Nov 21, 2024
My frantic attempt to find a safe haven as countries closed borders due to COVID-19.
Edna Kallon
4 min
Updated: Nov 26, 2024
On the morning of March 20, 2020, I experienced a travel first. By the end of the day, I was alternating between frustration, sitting on the floor of the Panama airport in tears, and trying to find flights home. The airport was closing in less than 24 hours for at least a month.
I. Had. To. Leave! But a Copa Airlines representative was holding my passport and refusing to give it back.
Does all of this sound stressful? That’s putting it mildly. Let me start from the beginning.
On March 16th, 2020, I was swinging on a hammock in Minca, Colombia, when I read that Ecuador, my next destination in four days, closed its airport due to the pandemic.
My Colombian tourist visa was also due to expire in four days. Uh oh!
For the next three days, the new plans I set in motion to leave or stay legally in Colombia failed so quickly, I felt whiplashed.
It started with Colombian Immigration refusing to extend my tourist visa because COPA Airlines had not yet officially canceled the flight. However, it was well known that Ecuador's borders were closed. My attempt to get a required transit visa through the USA to go home, the only flights available, also failed. The American embassy, focused on sending its citizens back home, was not issuing any visas. So, I decided to go to Belize, one of the few open countries in the region, not requiring me to have a visa.
I bought a ticket to Belize, transiting through Panama, and an exit ticket to Nigeria in two months naively hoping flights will resume by then. I also booked an Airbnb. Guess what mistake I made? Keep reading to find out.
When I arrived in Belize and showed my documents to the immigration officer, she stamped it and paused. The next thing I knew, she walked off to speak to her supervisor. She returned, and the following conversation ensued.
Immigration officer: “You cannot enter the country, you have to get back on the next plane to where you came from.”
Me: “Why? What’s wrong? I can enter Belize without a visa, right?”
Immigration officer: “Yes, but you only have housing for two weeks. We have no way of tracking you, and businesses are closing down.”
Me, in my head: “Two weeks is exactly how long I need to quarantine. Why would they need to track me after that?”
Me, aloud: “Okay. What am I supposed to do? I cannot find flights home.”
Immigration officer: “I don't know. All I know is that the airline has to take you back to where you came from, and then you can figure it out.”
According to the Warsaw Convention, when a passenger is denied entry into a country, it is the carrier's responsibility to transport the passenger back to the starting point of their ticket. The passenger does not have to cover the expenses because it is the carrier's responsibility to ensure that passengers have the required documents to enter a country before letting them on a flight. The airline must hold the passenger's passport until they arrive back at the starting point of their journey.
As Colombia's borders recently closed and I could not find flights home, the plan was to arrive in Panama and get back my passport. I would then purchase a flight to Barbados, the only country open to me at that point. Hence, I did not foresee any issues.
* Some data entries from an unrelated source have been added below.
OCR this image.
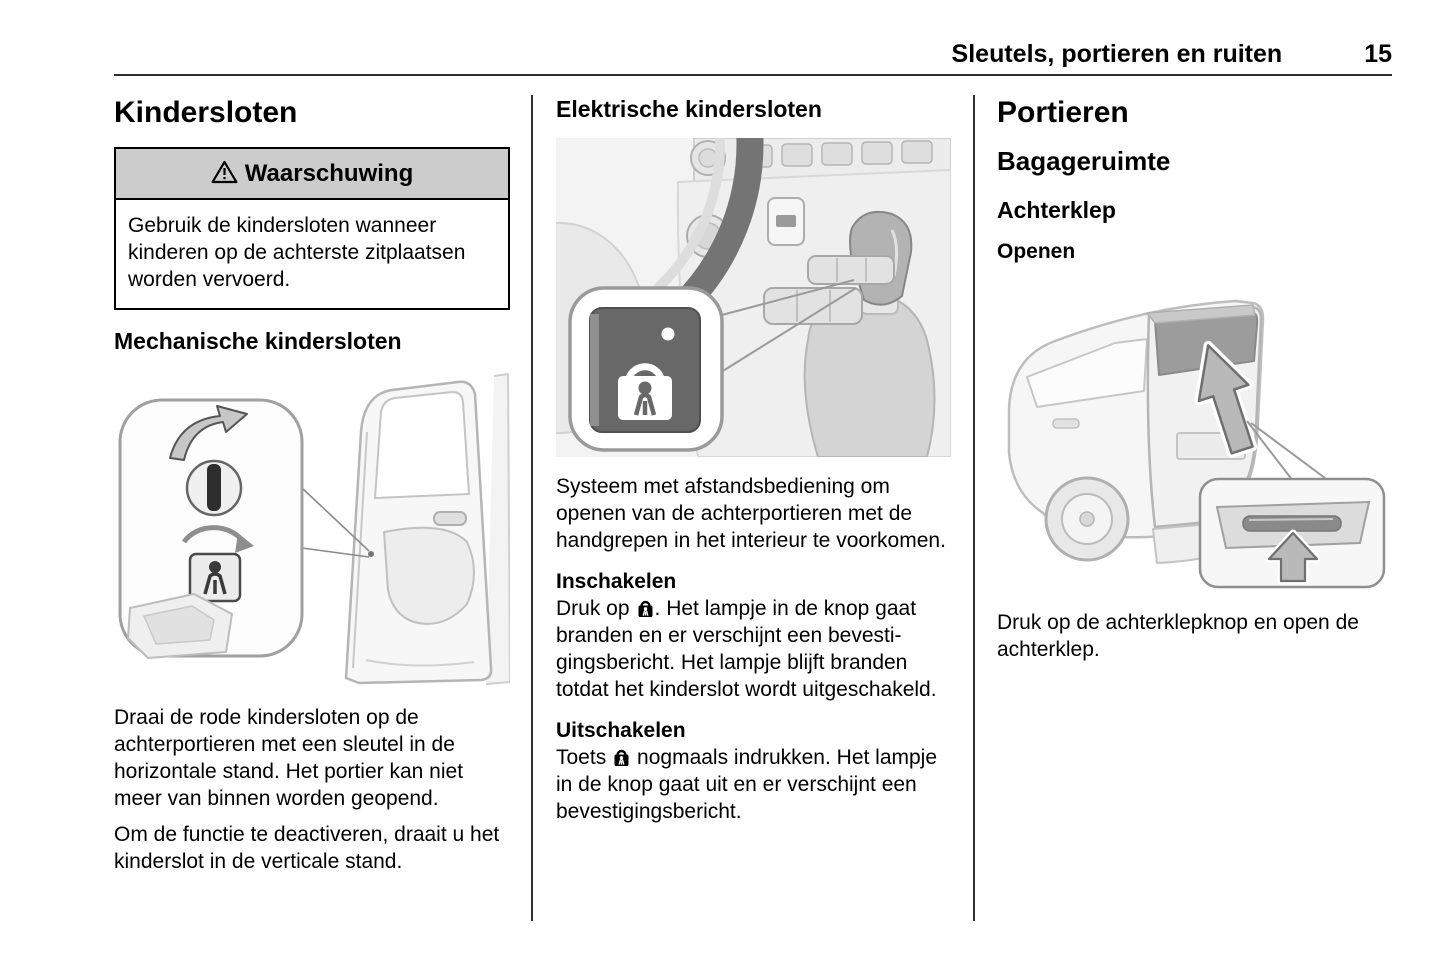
Sleutels, portieren en ruiten	15
Kindersloten
Waarschuwing
Gebruik de kindersloten wanneer kinderen op de achterste zitplaatsen worden vervoerd.
Mechanische kindersloten

Draai de rode kindersloten op de achterportieren met een sleutel in de horizontale stand. Het portier kan niet meer van binnen worden geopend.

Om de functie te deactiveren, draait u het kinderslot in de verticale stand.

Elektrische kindersloten

Systeem met afstandsbediening om openen van de achterportieren met de handgrepen in het interieur te voorkomen.

Inschakelen

Druk op . Het lampje in de knop gaat branden en er verschijnt een bevestigingsbericht. Het lampje blijft branden totdat het kinderslot wordt uitgeschakeld.

Uitschakelen

Toets nogmaals indrukken. Het lampje in de knop gaat uit en er verschijnt een bevestigingsbericht.

Portieren
Bagageruimte
Achterklep
Openen

Druk op de achterklepknop en open de achterklep.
I was wrong!
In Panama, the Copa Airlines representative I had to interact with clearly did not know about the Warsaw Convention. He also believed that my only option was to find a flight to Sierra Leone, my home country. To make matters worse, he nonchalantly told me that the Panama Airport was closing in less than 24 hours.
I felt owned and powerless without my passport in the midst of chaos. It was a very foreign and anger-inducing feeling.
Sleep-deprived and angry, I called my sister, and the tears started. Sensing my fragility and frustration, she and her and husband took over coordinating with my father and his contacts to see if there was any way I could get an emergency transit visa through the USA. My job was to get back my passport so I could fly to Barbados. After hours of unsuccessfully trying, out of nowhere, the airline representative decided to call his supervisor, something I had asked him repeatedly to do.
The call lasted less than a minute. The customer service agent was instructed to give me my passport. I immediately purchased my ticket to Barbados on a flight leaving in less than two hours. I learned my lesson in Belize and booked accommodations for two months.
The Birthplace of rum opened its warm arms and embraced me in my time of need. A time when a country expelled me and another rejected me during a time of global chaos.
The memories of the safe harbor and hospitality I found in Barbados are priceless. My memories of Belize immigration, the Panama International Airport, and the Copa Airlines representative? Not so much!